Renewable Energy: Risk Management Maturity Contributes to Lower Project Costs
Economic, technological, social, regulatory, and investment-driven forces are accelerating the global energy transition and expanding demand for renewable energy. In 2019, global investments in renewable energy generation reached $282.2 billion, a slight increase over the previous year, while levelized cost of energy (LCOE) for wind and solar hit all-time lows.
But optimizing operations and maintenance (O&M) costs over the life of renewable assets, while simultaneously maintaining efficient access to capital, has never been more challenging. And this is considerably harder for companies that do not evolve to take advantage of proven risk management tools and resources.
The current state of the insurance market further complicates a challenging situation. Specialty underwriters, already struggling to profitably insure renewable energy projects, are now recalibrating their models and adopting strong measures to mitigate exposures, including enhanced underwriting discipline. In addition, reduced insurance capacity and increased cost are jeopardizing existing and future projects, which may struggle to meet the types of commitments historically required to satisfy investors.
Companies that demonstrate greater renewable energy risk management maturity have historically had more access to risk capital, and flexibility in negotiating terms and conditions. Project developers, suppliers, owners, and operators of renewable energy assets should endeavor to improve their risk management strategy.
First, they need to consider where they fit within the four stages of risk management maturity:
1. Project-level risk management contemplates the marketing and placement of insurance policies designed to insure each individual project and promotes efficient access to third-party capital. The transparent simplicity of the approach is the primary benefit: It readily supports non-recourse financing, and asset transfer, without requiring specialization. Even proven developers, however, may find themselves at the mercy of a limited number of insurers; projects presented individually face greater underwriting scrutiny, particularly if they have catastrophic or emerging risk exposures, and securing coverage on a per-project basis can be time-consuming. This approach can also lead to higher premiums and a greater likelihood that insurers may decline to offer coverage since a single project brings limited premium and actuarial benefits to an underwriter’s overall portfolio.
2. Portfolio-level risk management is increasingly used by renewable energy asset developers with multiple projects, as well as those looking to own or operate multiple assets and achieve economies of scale. This approach leverages insurance policies designed to capture the risks of a collection of projects with similar characteristics. With fewer policies issued and more than one asset insured, the cost of risk and administration is generally reduced - additional markets can be expected to express interest and new program structures, designed to support projects individually and collectively, are introduced. Portfolio-level risk management requires the development of project cost allocation, lender and key stakeholder engagement strategies, and specialized brokerage and advisory services.

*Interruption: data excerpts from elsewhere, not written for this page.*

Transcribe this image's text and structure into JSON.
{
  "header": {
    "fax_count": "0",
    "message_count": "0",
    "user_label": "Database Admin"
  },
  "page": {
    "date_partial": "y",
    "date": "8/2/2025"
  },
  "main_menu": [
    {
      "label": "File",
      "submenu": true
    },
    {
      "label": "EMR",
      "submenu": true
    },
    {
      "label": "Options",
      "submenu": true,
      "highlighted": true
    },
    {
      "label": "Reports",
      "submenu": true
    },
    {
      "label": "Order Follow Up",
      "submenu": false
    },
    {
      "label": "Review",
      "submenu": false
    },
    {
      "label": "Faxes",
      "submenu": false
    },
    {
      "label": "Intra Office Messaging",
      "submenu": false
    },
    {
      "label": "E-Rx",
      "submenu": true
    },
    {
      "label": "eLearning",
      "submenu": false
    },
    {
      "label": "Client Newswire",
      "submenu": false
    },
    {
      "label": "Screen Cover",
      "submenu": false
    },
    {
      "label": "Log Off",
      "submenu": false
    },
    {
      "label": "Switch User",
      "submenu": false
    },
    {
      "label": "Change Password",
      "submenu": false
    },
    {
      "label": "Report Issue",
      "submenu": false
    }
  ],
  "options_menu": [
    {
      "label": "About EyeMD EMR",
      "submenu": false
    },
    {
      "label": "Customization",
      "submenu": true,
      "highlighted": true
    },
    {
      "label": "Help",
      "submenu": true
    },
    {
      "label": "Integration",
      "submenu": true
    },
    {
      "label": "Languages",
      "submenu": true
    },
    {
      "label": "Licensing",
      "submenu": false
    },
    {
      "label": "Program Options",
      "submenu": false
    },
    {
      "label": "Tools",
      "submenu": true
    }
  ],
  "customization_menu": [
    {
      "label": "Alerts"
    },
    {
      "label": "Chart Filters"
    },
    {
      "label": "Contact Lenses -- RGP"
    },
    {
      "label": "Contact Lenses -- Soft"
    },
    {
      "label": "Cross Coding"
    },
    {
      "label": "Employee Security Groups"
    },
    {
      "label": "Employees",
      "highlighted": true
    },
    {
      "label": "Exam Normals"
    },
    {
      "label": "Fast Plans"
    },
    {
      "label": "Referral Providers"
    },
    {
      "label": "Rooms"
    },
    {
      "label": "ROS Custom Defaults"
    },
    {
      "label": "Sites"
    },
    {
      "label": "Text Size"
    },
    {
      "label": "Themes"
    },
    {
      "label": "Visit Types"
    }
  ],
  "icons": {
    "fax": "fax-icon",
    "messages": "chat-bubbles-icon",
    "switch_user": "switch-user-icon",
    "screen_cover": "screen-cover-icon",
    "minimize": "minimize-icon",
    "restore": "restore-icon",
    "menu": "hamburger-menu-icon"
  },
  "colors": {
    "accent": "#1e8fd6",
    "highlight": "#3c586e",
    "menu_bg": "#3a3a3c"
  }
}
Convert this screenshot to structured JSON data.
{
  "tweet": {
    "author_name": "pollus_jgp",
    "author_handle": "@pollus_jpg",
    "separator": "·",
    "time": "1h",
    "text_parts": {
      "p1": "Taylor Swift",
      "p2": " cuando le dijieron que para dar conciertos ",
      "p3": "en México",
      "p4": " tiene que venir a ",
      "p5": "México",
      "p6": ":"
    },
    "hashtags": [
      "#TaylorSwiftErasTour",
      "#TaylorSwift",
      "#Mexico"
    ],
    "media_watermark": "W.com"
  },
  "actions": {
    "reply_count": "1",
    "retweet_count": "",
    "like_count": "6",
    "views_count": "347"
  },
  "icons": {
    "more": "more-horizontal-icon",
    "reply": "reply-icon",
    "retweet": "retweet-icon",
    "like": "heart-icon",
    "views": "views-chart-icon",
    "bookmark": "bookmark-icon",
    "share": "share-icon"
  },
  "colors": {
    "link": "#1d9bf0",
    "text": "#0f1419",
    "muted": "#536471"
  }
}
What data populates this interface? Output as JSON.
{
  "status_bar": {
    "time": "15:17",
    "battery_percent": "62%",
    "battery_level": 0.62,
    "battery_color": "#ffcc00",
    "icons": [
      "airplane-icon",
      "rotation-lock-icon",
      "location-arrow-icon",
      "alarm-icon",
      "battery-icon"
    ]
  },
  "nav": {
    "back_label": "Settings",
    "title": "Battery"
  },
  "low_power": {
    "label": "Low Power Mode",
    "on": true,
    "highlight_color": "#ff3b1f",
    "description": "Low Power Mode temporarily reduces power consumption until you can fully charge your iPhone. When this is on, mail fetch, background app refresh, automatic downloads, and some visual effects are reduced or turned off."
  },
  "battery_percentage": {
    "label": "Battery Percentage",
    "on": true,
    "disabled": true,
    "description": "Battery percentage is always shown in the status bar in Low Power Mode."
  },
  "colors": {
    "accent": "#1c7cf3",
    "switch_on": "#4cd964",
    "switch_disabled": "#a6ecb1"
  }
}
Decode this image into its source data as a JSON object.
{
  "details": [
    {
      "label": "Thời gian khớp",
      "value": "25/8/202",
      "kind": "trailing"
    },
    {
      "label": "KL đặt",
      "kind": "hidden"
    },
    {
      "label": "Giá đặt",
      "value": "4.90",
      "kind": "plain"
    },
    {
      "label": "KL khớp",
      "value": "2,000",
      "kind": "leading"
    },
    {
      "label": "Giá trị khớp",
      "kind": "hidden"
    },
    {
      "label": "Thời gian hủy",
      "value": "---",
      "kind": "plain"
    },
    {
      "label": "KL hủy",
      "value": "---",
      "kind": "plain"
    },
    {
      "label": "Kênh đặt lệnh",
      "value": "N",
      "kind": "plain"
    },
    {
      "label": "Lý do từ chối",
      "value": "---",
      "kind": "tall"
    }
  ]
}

3. Program-level risk management has long been used by asset owners, such as investor-owned utilities and leading independent power producers comfortable with integrating a diverse set of complex energy risks across business units, operating companies, and partnerships. In some cases, companies can integrate construction and operating assets. Leveraging a broader, more diversified exposure base materially reduces individual project costs, improves expected volatility, and can dramatically increase the effectiveness of risk management services from the perspective of key stakeholders. While this is typically a complex approach, the benefits can be substantial, generating sizable competitive advantages for successful practitioners. This approach requires engineering services to maximize/realize the potential benefits.
4. Program-level risk management with optimization is practiced by the most sophisticated asset owners who consistently assess the value of risk retention and risk transfer. They typically leverage their own risk capital unless third-party risk capital creates an advantage. Integrating industry mutual insurers as well as protected cell, group, and wholly owned captives capable of directly accessing reinsurance markets is proving to generate major savings and competitive advantages for renewable industry leaders during the current challenging market. This approach requires the most complex project and program cost allocation, lender and key stakeholder engagement strategies.
As the energy transition continues to accelerate, demand for renewable energy projects will continue to grow. But only the most mature practitioners can achieve the lowest per-project costs while accessing increased coverage and financing opportunities. The current challenging insurance market underlines the need for renewable energy stakeholders to take the necessary steps to improve their risk management maturity.